The issue end with Shepherd’s arrival in our universe and his encounter with the Radiant Dead, which takes cosmic horror in a different direction than, say, “Blackest Night” did it. The Dead are indeed bodies of the formally living, but it’s implied that there numbers will continue to grow with every living being they kill adding to their numbers. And the only way to destroy the Dead? By killing the Queen. And that sets up the next issue as Shepherd needs to find John and warn him that he’s got a target on his back.
There’s some interesting interplay between Shepherd and his ring, which we didn’t see before. There’s an implication that the ring doesn’t have an AI so much as it is inhabited by the essence of a fallen lantern. With the comments about blindness my assumption at this point is that this is the “soul” of Kyle Rayner, who was shown as blind in the Dark Crisis universe and was also the one who instructed Shepherd to seek out Guy Gardner in the back up story in Green Lantern #1. Either way, the dialogue between the two is fun and shows another way that the ring’s AI could have evolved rather than the more computerized AI we’ve seen for the past couple of decades. I actually rather like the idea if I’m being honest, although I suppose it does create a metaphysical quandary if you believe you soul goes somewhere when the body dies.
This all leads to where this series is going as John Stewart will be placed in a situation where he may think he’s done his bit for king and country, but the king and country are going to be knocking on his door real soon. The timing will make this all very hard for John as it may very well draw him away from his mother just when she needs him most. I can see her telling John that he has to go and serve the greater good, yet the thought of not being there at the end of her life will be something that will haunt him should that come true. It’s the kind of character development that John sorely needs and no writer has been able to deliver….until now.
I haven’t said enough about Montos’ art and it deserves high praise. The opening sequence lands so well in large part to the visual storytelling and Montos’ ability to convey emotion. The chilling arrival of the Revenant Queen packs a lot of punch as we see the Queen leap into the body of Jane, the unfortunate astronaut who suffers a fate perhaps worse than death during her spacewalk. The cosmic stuff in this issue really shines, yet the work Montos does with the Earth bound moments really packs an emotional punch. Adriano Lucas doesn’t a fantastic job with the coloring, particularly during the space sequences.

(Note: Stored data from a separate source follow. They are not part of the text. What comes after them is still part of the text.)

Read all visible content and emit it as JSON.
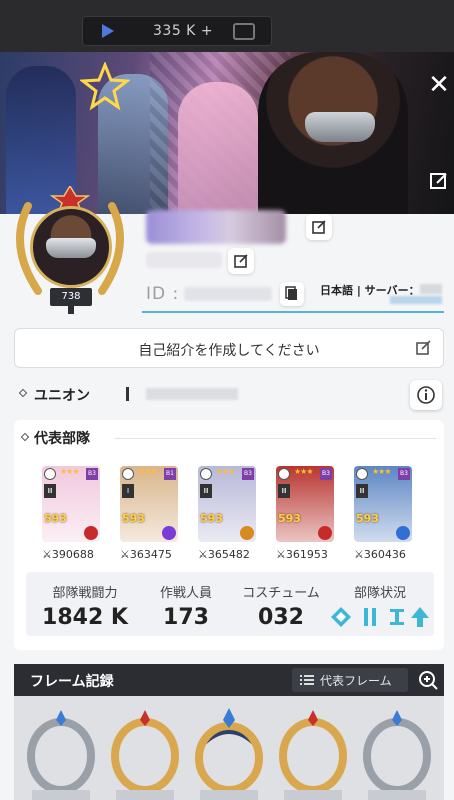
{
  "topbar": {
    "resource_value": "335 K",
    "add_symbol": "+"
  },
  "banner": {
    "close_symbol": "✕"
  },
  "profile": {
    "level": "738",
    "id_label": "ID :",
    "language_server": "日本語 | サーバー："
  },
  "intro": {
    "placeholder": "自己紹介を作成してください"
  },
  "union": {
    "label": "ユニオン"
  },
  "squad": {
    "title": "代表部隊",
    "members": [
      {
        "level": "593",
        "power": "390688",
        "code": "B3",
        "element_color": "#c72a2a",
        "bg": "#f1c8dd"
      },
      {
        "level": "593",
        "power": "363475",
        "code": "B1",
        "element_color": "#7a3bd6",
        "bg": "#d9b58b"
      },
      {
        "level": "593",
        "power": "365482",
        "code": "B3",
        "element_color": "#d98a1e",
        "bg": "#b8b8d8"
      },
      {
        "level": "593",
        "power": "361953",
        "code": "B3",
        "element_color": "#c72a2a",
        "bg": "#b8352f"
      },
      {
        "level": "593",
        "power": "360436",
        "code": "B3",
        "element_color": "#2f6fd6",
        "bg": "#5d86c4"
      }
    ],
    "stats": {
      "power_label": "部隊戦闘力",
      "power_value": "1842 K",
      "members_label": "作戦人員",
      "members_value": "173",
      "costume_label": "コスチューム",
      "costume_value": "032",
      "status_label": "部隊状況"
    }
  },
  "frames": {
    "title": "フレーム記録",
    "button_label": "代表フレーム"
  },
  "colors": {
    "accent": "#53b2de",
    "gold": "#d8b15c",
    "status_teal": "#3eb6d6"
  }
}
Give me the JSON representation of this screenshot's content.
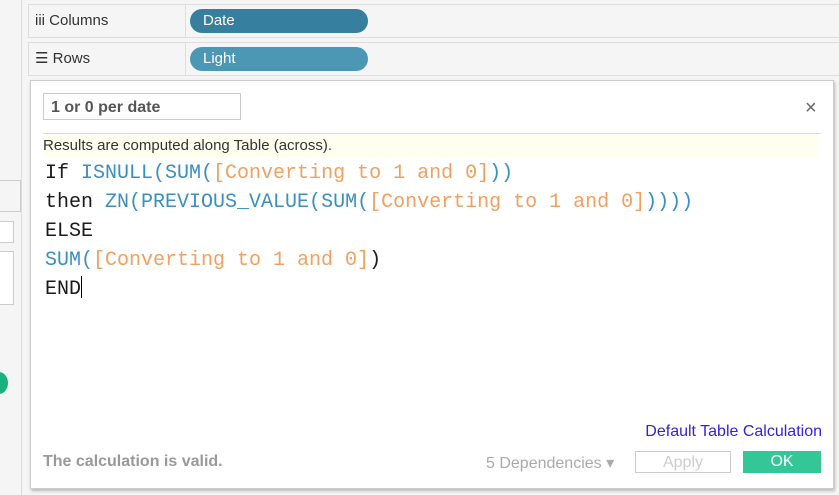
{
  "shelves": {
    "columns_label": "Columns",
    "columns_pill": "Date",
    "rows_label": "Rows",
    "rows_pill": "Light",
    "columns_icon": "iii",
    "rows_icon": "☰"
  },
  "colors": {
    "columns_pill": "#367f9e",
    "rows_pill": "#4b97b4",
    "ok": "#33c797",
    "link": "#3322dd"
  },
  "dialog": {
    "calc_name": "1 or 0 per date",
    "close": "×",
    "info": "Results are computed along Table (across).",
    "code": {
      "l1": {
        "kw": "If ",
        "fn1": "ISNULL(",
        "fn2": "SUM(",
        "fld": "[Converting to 1 and 0]",
        "end": "))"
      },
      "l2": {
        "kw": "then ",
        "fn1": "ZN(",
        "fn2": "PREVIOUS_VALUE(",
        "fn3": "SUM(",
        "fld": "[Converting to 1 and 0]",
        "end": "))))"
      },
      "l3": "ELSE",
      "l4": {
        "fn": "SUM(",
        "fld": "[Converting to 1 and 0]",
        "end": ")"
      },
      "l5": "END"
    },
    "default_table_calc": "Default Table Calculation",
    "status": "The calculation is valid.",
    "dependencies": "5 Dependencies ▾",
    "apply": "Apply",
    "ok": "OK"
  }
}
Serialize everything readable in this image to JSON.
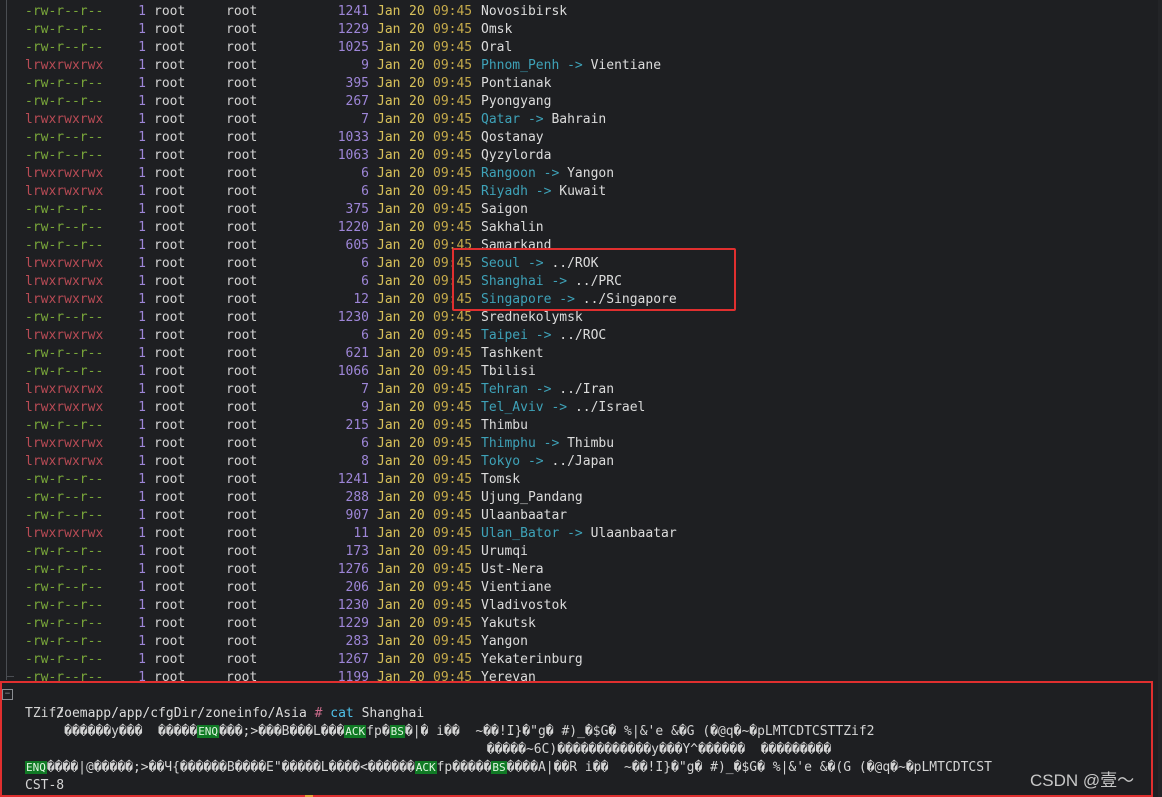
{
  "listing": [
    {
      "perm": "-rw-r--r--",
      "type": "file",
      "links": "1",
      "owner": "root",
      "group": "root",
      "size": "1241",
      "month": "Jan",
      "day": "20",
      "time": "09:45",
      "name": "Novosibirsk"
    },
    {
      "perm": "-rw-r--r--",
      "type": "file",
      "links": "1",
      "owner": "root",
      "group": "root",
      "size": "1229",
      "month": "Jan",
      "day": "20",
      "time": "09:45",
      "name": "Omsk"
    },
    {
      "perm": "-rw-r--r--",
      "type": "file",
      "links": "1",
      "owner": "root",
      "group": "root",
      "size": "1025",
      "month": "Jan",
      "day": "20",
      "time": "09:45",
      "name": "Oral"
    },
    {
      "perm": "lrwxrwxrwx",
      "type": "link",
      "links": "1",
      "owner": "root",
      "group": "root",
      "size": "9",
      "month": "Jan",
      "day": "20",
      "time": "09:45",
      "name": "Phnom_Penh",
      "target": "Vientiane"
    },
    {
      "perm": "-rw-r--r--",
      "type": "file",
      "links": "1",
      "owner": "root",
      "group": "root",
      "size": "395",
      "month": "Jan",
      "day": "20",
      "time": "09:45",
      "name": "Pontianak"
    },
    {
      "perm": "-rw-r--r--",
      "type": "file",
      "links": "1",
      "owner": "root",
      "group": "root",
      "size": "267",
      "month": "Jan",
      "day": "20",
      "time": "09:45",
      "name": "Pyongyang"
    },
    {
      "perm": "lrwxrwxrwx",
      "type": "link",
      "links": "1",
      "owner": "root",
      "group": "root",
      "size": "7",
      "month": "Jan",
      "day": "20",
      "time": "09:45",
      "name": "Qatar",
      "target": "Bahrain"
    },
    {
      "perm": "-rw-r--r--",
      "type": "file",
      "links": "1",
      "owner": "root",
      "group": "root",
      "size": "1033",
      "month": "Jan",
      "day": "20",
      "time": "09:45",
      "name": "Qostanay"
    },
    {
      "perm": "-rw-r--r--",
      "type": "file",
      "links": "1",
      "owner": "root",
      "group": "root",
      "size": "1063",
      "month": "Jan",
      "day": "20",
      "time": "09:45",
      "name": "Qyzylorda"
    },
    {
      "perm": "lrwxrwxrwx",
      "type": "link",
      "links": "1",
      "owner": "root",
      "group": "root",
      "size": "6",
      "month": "Jan",
      "day": "20",
      "time": "09:45",
      "name": "Rangoon",
      "target": "Yangon"
    },
    {
      "perm": "lrwxrwxrwx",
      "type": "link",
      "links": "1",
      "owner": "root",
      "group": "root",
      "size": "6",
      "month": "Jan",
      "day": "20",
      "time": "09:45",
      "name": "Riyadh",
      "target": "Kuwait"
    },
    {
      "perm": "-rw-r--r--",
      "type": "file",
      "links": "1",
      "owner": "root",
      "group": "root",
      "size": "375",
      "month": "Jan",
      "day": "20",
      "time": "09:45",
      "name": "Saigon"
    },
    {
      "perm": "-rw-r--r--",
      "type": "file",
      "links": "1",
      "owner": "root",
      "group": "root",
      "size": "1220",
      "month": "Jan",
      "day": "20",
      "time": "09:45",
      "name": "Sakhalin"
    },
    {
      "perm": "-rw-r--r--",
      "type": "file",
      "links": "1",
      "owner": "root",
      "group": "root",
      "size": "605",
      "month": "Jan",
      "day": "20",
      "time": "09:45",
      "name": "Samarkand"
    },
    {
      "perm": "lrwxrwxrwx",
      "type": "link",
      "links": "1",
      "owner": "root",
      "group": "root",
      "size": "6",
      "month": "Jan",
      "day": "20",
      "time": "09:45",
      "name": "Seoul",
      "target": "../ROK"
    },
    {
      "perm": "lrwxrwxrwx",
      "type": "link",
      "links": "1",
      "owner": "root",
      "group": "root",
      "size": "6",
      "month": "Jan",
      "day": "20",
      "time": "09:45",
      "name": "Shanghai",
      "target": "../PRC"
    },
    {
      "perm": "lrwxrwxrwx",
      "type": "link",
      "links": "1",
      "owner": "root",
      "group": "root",
      "size": "12",
      "month": "Jan",
      "day": "20",
      "time": "09:45",
      "name": "Singapore",
      "target": "../Singapore"
    },
    {
      "perm": "-rw-r--r--",
      "type": "file",
      "links": "1",
      "owner": "root",
      "group": "root",
      "size": "1230",
      "month": "Jan",
      "day": "20",
      "time": "09:45",
      "name": "Srednekolymsk"
    },
    {
      "perm": "lrwxrwxrwx",
      "type": "link",
      "links": "1",
      "owner": "root",
      "group": "root",
      "size": "6",
      "month": "Jan",
      "day": "20",
      "time": "09:45",
      "name": "Taipei",
      "target": "../ROC"
    },
    {
      "perm": "-rw-r--r--",
      "type": "file",
      "links": "1",
      "owner": "root",
      "group": "root",
      "size": "621",
      "month": "Jan",
      "day": "20",
      "time": "09:45",
      "name": "Tashkent"
    },
    {
      "perm": "-rw-r--r--",
      "type": "file",
      "links": "1",
      "owner": "root",
      "group": "root",
      "size": "1066",
      "month": "Jan",
      "day": "20",
      "time": "09:45",
      "name": "Tbilisi"
    },
    {
      "perm": "lrwxrwxrwx",
      "type": "link",
      "links": "1",
      "owner": "root",
      "group": "root",
      "size": "7",
      "month": "Jan",
      "day": "20",
      "time": "09:45",
      "name": "Tehran",
      "target": "../Iran"
    },
    {
      "perm": "lrwxrwxrwx",
      "type": "link",
      "links": "1",
      "owner": "root",
      "group": "root",
      "size": "9",
      "month": "Jan",
      "day": "20",
      "time": "09:45",
      "name": "Tel_Aviv",
      "target": "../Israel"
    },
    {
      "perm": "-rw-r--r--",
      "type": "file",
      "links": "1",
      "owner": "root",
      "group": "root",
      "size": "215",
      "month": "Jan",
      "day": "20",
      "time": "09:45",
      "name": "Thimbu"
    },
    {
      "perm": "lrwxrwxrwx",
      "type": "link",
      "links": "1",
      "owner": "root",
      "group": "root",
      "size": "6",
      "month": "Jan",
      "day": "20",
      "time": "09:45",
      "name": "Thimphu",
      "target": "Thimbu"
    },
    {
      "perm": "lrwxrwxrwx",
      "type": "link",
      "links": "1",
      "owner": "root",
      "group": "root",
      "size": "8",
      "month": "Jan",
      "day": "20",
      "time": "09:45",
      "name": "Tokyo",
      "target": "../Japan"
    },
    {
      "perm": "-rw-r--r--",
      "type": "file",
      "links": "1",
      "owner": "root",
      "group": "root",
      "size": "1241",
      "month": "Jan",
      "day": "20",
      "time": "09:45",
      "name": "Tomsk"
    },
    {
      "perm": "-rw-r--r--",
      "type": "file",
      "links": "1",
      "owner": "root",
      "group": "root",
      "size": "288",
      "month": "Jan",
      "day": "20",
      "time": "09:45",
      "name": "Ujung_Pandang"
    },
    {
      "perm": "-rw-r--r--",
      "type": "file",
      "links": "1",
      "owner": "root",
      "group": "root",
      "size": "907",
      "month": "Jan",
      "day": "20",
      "time": "09:45",
      "name": "Ulaanbaatar"
    },
    {
      "perm": "lrwxrwxrwx",
      "type": "link",
      "links": "1",
      "owner": "root",
      "group": "root",
      "size": "11",
      "month": "Jan",
      "day": "20",
      "time": "09:45",
      "name": "Ulan_Bator",
      "target": "Ulaanbaatar"
    },
    {
      "perm": "-rw-r--r--",
      "type": "file",
      "links": "1",
      "owner": "root",
      "group": "root",
      "size": "173",
      "month": "Jan",
      "day": "20",
      "time": "09:45",
      "name": "Urumqi"
    },
    {
      "perm": "-rw-r--r--",
      "type": "file",
      "links": "1",
      "owner": "root",
      "group": "root",
      "size": "1276",
      "month": "Jan",
      "day": "20",
      "time": "09:45",
      "name": "Ust-Nera"
    },
    {
      "perm": "-rw-r--r--",
      "type": "file",
      "links": "1",
      "owner": "root",
      "group": "root",
      "size": "206",
      "month": "Jan",
      "day": "20",
      "time": "09:45",
      "name": "Vientiane"
    },
    {
      "perm": "-rw-r--r--",
      "type": "file",
      "links": "1",
      "owner": "root",
      "group": "root",
      "size": "1230",
      "month": "Jan",
      "day": "20",
      "time": "09:45",
      "name": "Vladivostok"
    },
    {
      "perm": "-rw-r--r--",
      "type": "file",
      "links": "1",
      "owner": "root",
      "group": "root",
      "size": "1229",
      "month": "Jan",
      "day": "20",
      "time": "09:45",
      "name": "Yakutsk"
    },
    {
      "perm": "-rw-r--r--",
      "type": "file",
      "links": "1",
      "owner": "root",
      "group": "root",
      "size": "283",
      "month": "Jan",
      "day": "20",
      "time": "09:45",
      "name": "Yangon"
    },
    {
      "perm": "-rw-r--r--",
      "type": "file",
      "links": "1",
      "owner": "root",
      "group": "root",
      "size": "1267",
      "month": "Jan",
      "day": "20",
      "time": "09:45",
      "name": "Yekaterinburg"
    },
    {
      "perm": "-rw-r--r--",
      "type": "file",
      "links": "1",
      "owner": "root",
      "group": "root",
      "size": "1199",
      "month": "Jan",
      "day": "20",
      "time": "09:45",
      "name": "Yerevan"
    }
  ],
  "link_arrow": "->",
  "prompt": {
    "path": "/oemapp/app/cfgDir/zoneinfo/Asia",
    "symbol": "#",
    "command": "cat",
    "argument": "Shanghai"
  },
  "cat_output": {
    "line1": "TZif2",
    "line2_a": "     ������y���  �����",
    "tag_enq": "ENQ",
    "line2_b": "���;>���B���L���",
    "tag_ack": "ACK",
    "line2_c": "fp�",
    "tag_bs": "BS",
    "line2_d": "�|� i��  ~��!I}�\"g� #)_�$G� %|&'e &�G (�@q�~�pLMTCDTCSTTZif2",
    "line3": "                                                           �����~6C)������������y���Y^������  ���������  ",
    "line4_a": "",
    "tag_enq2": "ENQ",
    "line4_b": "����|@�����;>��Ч{������B����E\"�����L����<������",
    "tag_ack2": "ACK",
    "line4_c": "fp�����",
    "tag_bs2": "BS",
    "line4_d": "����A|��R i��  ~��!I}�\"g� #)_�$G� %|&'e &�(G (�@q�~�pLMTCDTCST",
    "line5": "CST-8"
  },
  "watermark": "CSDN @壹～",
  "colors": {
    "background": "#1e1f22",
    "highlight_box": "#e02f2f",
    "link_name": "#3ea2b8",
    "date": "#d8c15a",
    "count": "#9e86d8"
  }
}
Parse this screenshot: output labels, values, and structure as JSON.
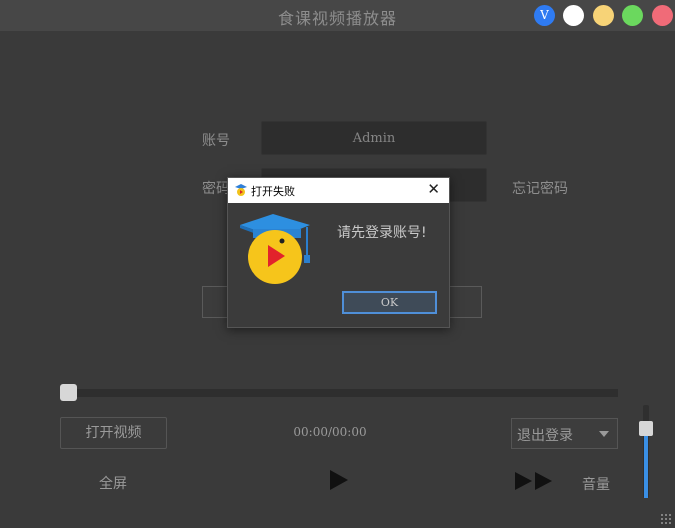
{
  "window": {
    "title": "食课视频播放器",
    "controls": [
      {
        "name": "v-badge",
        "label": "V",
        "color": "#2f7bf2"
      },
      {
        "name": "white",
        "color": "#ffffff"
      },
      {
        "name": "minimize",
        "color": "#f7d377"
      },
      {
        "name": "maximize",
        "color": "#6bd85e"
      },
      {
        "name": "close",
        "color": "#f06b78"
      }
    ]
  },
  "login": {
    "account_label": "账号",
    "account_value": "Admin",
    "password_label": "密码",
    "forgot_password": "忘记密码"
  },
  "player": {
    "progress_fraction": 0,
    "open_video_button": "打开视频",
    "time": "00:00/00:00",
    "account_menu": {
      "selected": "退出登录"
    },
    "fullscreen": "全屏",
    "volume_label": "音量",
    "volume_fraction": 0.75
  },
  "dialog": {
    "title": "打开失败",
    "message": "请先登录账号!",
    "ok_button": "OK",
    "icon": "graduation-mascot-icon"
  },
  "colors": {
    "accent_blue": "#3a8fe5",
    "background": "#3a3a3a"
  }
}
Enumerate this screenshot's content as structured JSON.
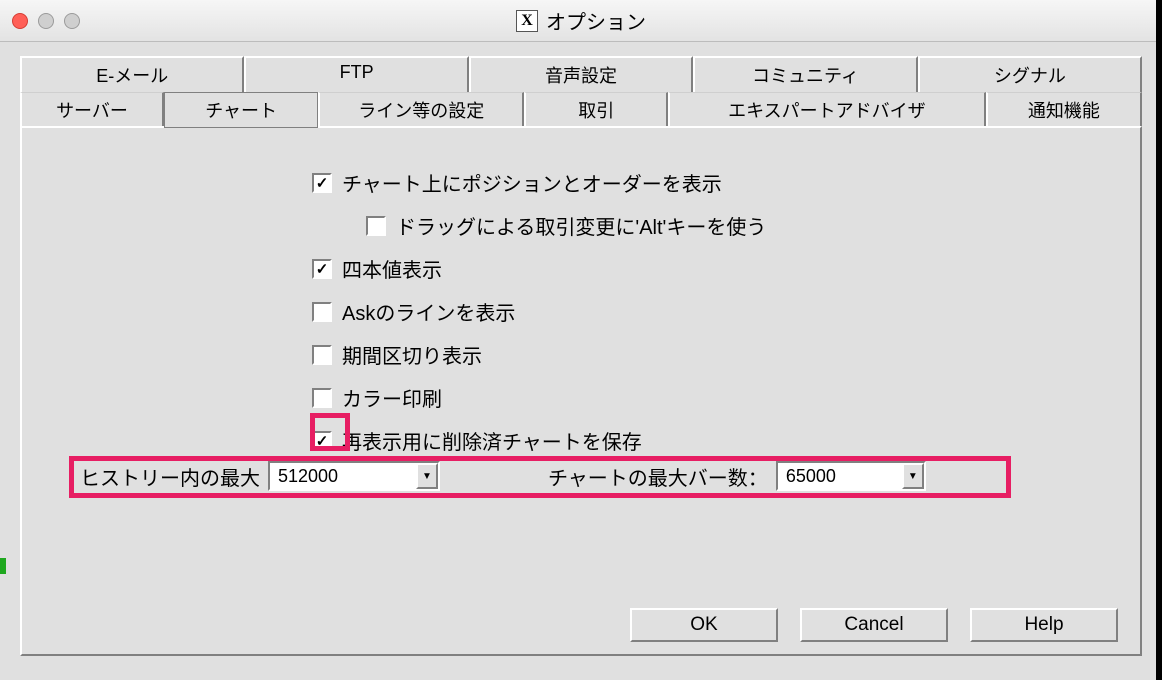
{
  "window": {
    "title": "オプション",
    "app_logo_glyph": "X"
  },
  "tabs_top": [
    {
      "label": "E-メール"
    },
    {
      "label": "FTP"
    },
    {
      "label": "音声設定"
    },
    {
      "label": "コミュニティ"
    },
    {
      "label": "シグナル"
    }
  ],
  "tabs_bottom": [
    {
      "label": "サーバー"
    },
    {
      "label": "チャート",
      "active": true
    },
    {
      "label": "ライン等の設定"
    },
    {
      "label": "取引"
    },
    {
      "label": "エキスパートアドバイザ"
    },
    {
      "label": "通知機能"
    }
  ],
  "options": [
    {
      "label": "チャート上にポジションとオーダーを表示",
      "checked": true
    },
    {
      "label": "ドラッグによる取引変更に'Alt'キーを使う",
      "checked": false,
      "indent": true
    },
    {
      "label": "四本値表示",
      "checked": true
    },
    {
      "label": "Askのラインを表示",
      "checked": false
    },
    {
      "label": "期間区切り表示",
      "checked": false
    },
    {
      "label": "カラー印刷",
      "checked": false
    },
    {
      "label": "再表示用に削除済チャートを保存",
      "checked": true
    }
  ],
  "combos": {
    "history_label": "ヒストリー内の最大",
    "history_value": "512000",
    "chartbars_label": "チャートの最大バー数：",
    "chartbars_value": "65000"
  },
  "buttons": {
    "ok": "OK",
    "cancel": "Cancel",
    "help": "Help"
  }
}
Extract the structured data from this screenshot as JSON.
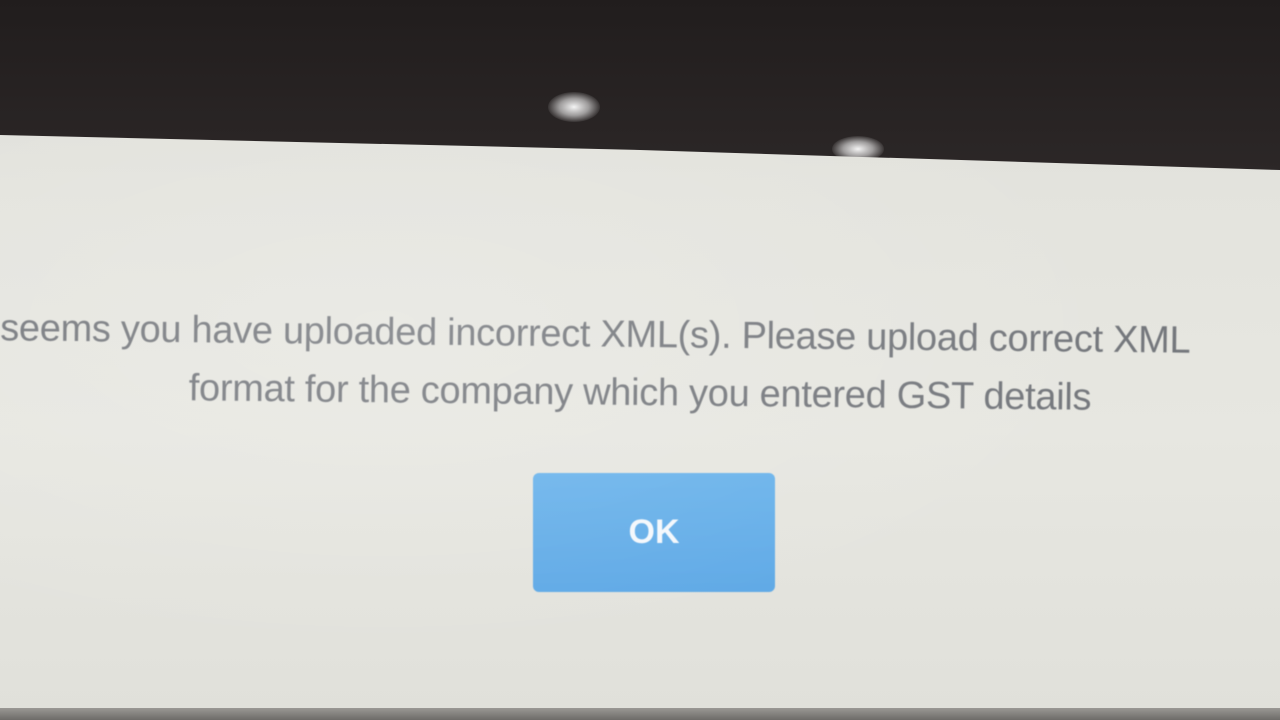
{
  "dialog": {
    "message_line1": "t seems you have uploaded incorrect XML(s). Please upload correct XML",
    "message_line2": "format for the company which you entered GST details",
    "ok_label": "OK"
  },
  "colors": {
    "button": "#62ace8",
    "text": "#74777c",
    "dialog_bg": "#e5e5df"
  }
}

Green Lantern: War Journal #1 is a very good debut issue. While I do think that the entry point isn’t necessarily new reader friendly, I think Phillip Kennedy Johnson will provide enough details as the series evolves to flesh it out for anyone who feels lost now. This issue is emotionally strong and brings the cosmic adventure that many fans have been missing with a Green Lantern title. While I think there’s one moment where things get a little heavy handed, all in all it’s a terrific start. Eight out of ten lanterns.